Buford’s ability to get in touch with Notch Walker’s people was self-evident. He’d suggested they hit Nicky Boots first, who’d settled up half an hour before and should’ve been home by then. “We’ll wake his ass up.” Nicky Boots was out of the game, unless some trifling penny-ante shit came up, which he found irresistible. He lived off his military pension. His sister’s boy was roguish and sold dope for Notch Walker. Nicky Boots thought his ten years in Sing Sing might deter his nephew but it proved unpersuasive. He’ll get the word through, Buford told Carney.
“Make sure they enter where they can’t be seen from the top floors,” Carney said. “He’ll be watching.” He propped open the interior door of the vestibule with an A&P flyer. Four minutes later he and Munson were eating ham and cheese.
Munson’s mouth worked silently as he reconstructed Carney’s betrayal. He shrunk. “I would have let you go,” he said. “I just needed a hand.”
Carney looked away, to the statue. Of Munson’s several errors this night, informing his captive that there was “probably a bounty” on the cop was particularly ill-advised.
Malik Jamal’s lieutenant covered the detective while Notch’s men looked for the money. They emerged with the briefcase and the sample cases and opened them up on the couch. Notch Walker whistled. “Anyone you didn’t fucking rob today, nigger?” He nodded to his men, which they interpreted as an order to toss the place. They started with the bedroom.
“They said you beat up Long James,” Notch said. Carney took this as a reference to the pimp on Lenox.
Munson glared at Notch and Carney in turn, unable to decide which man he hated more.
“What for?” Notch said. “He never hurt anyone.”

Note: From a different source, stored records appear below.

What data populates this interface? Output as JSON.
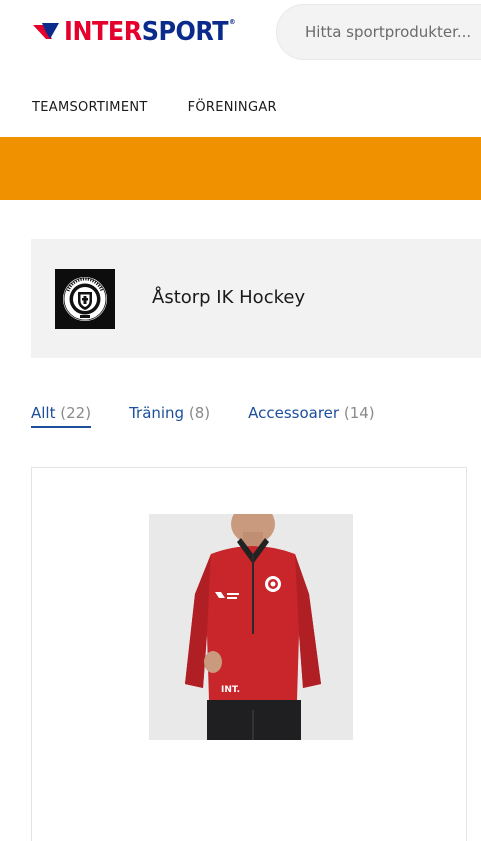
{
  "header": {
    "logo": {
      "text_red": "INTER",
      "text_blue": "SPORT",
      "reg_mark": "®"
    },
    "search": {
      "placeholder": "Hitta sportprodukter..."
    }
  },
  "nav": {
    "items": [
      {
        "label": "TEAMSORTIMENT"
      },
      {
        "label": "FÖRENINGAR"
      }
    ]
  },
  "colors": {
    "brand_red": "#e4002b",
    "brand_blue": "#0a2a8c",
    "banner_orange": "#f09100",
    "link_blue": "#1b4f9c"
  },
  "club": {
    "name": "Åstorp IK Hockey",
    "logo_icon": "club-crest-icon"
  },
  "tabs": [
    {
      "label": "Allt",
      "count": "(22)",
      "active": true
    },
    {
      "label": "Träning",
      "count": "(8)",
      "active": false
    },
    {
      "label": "Accessoarer",
      "count": "(14)",
      "active": false
    }
  ],
  "product": {
    "image_icon": "product-jacket-image",
    "print_text": "INT."
  }
}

“Of course he did,” Munson said.
“As far as pimps go…” Notch shrugged. No point in nit-picking. He noticed Carney. “My mom bought a living room set offa you. Way back. Still has it.”
“I like to think people come back because it reminds them of home.”
“Nicky Boots says you’re a fence.”
“Formerly.”
“Because I have some stuff I’m trying to off—nice stuff.”
“I’d be happy to find it a nice home. For your mother.”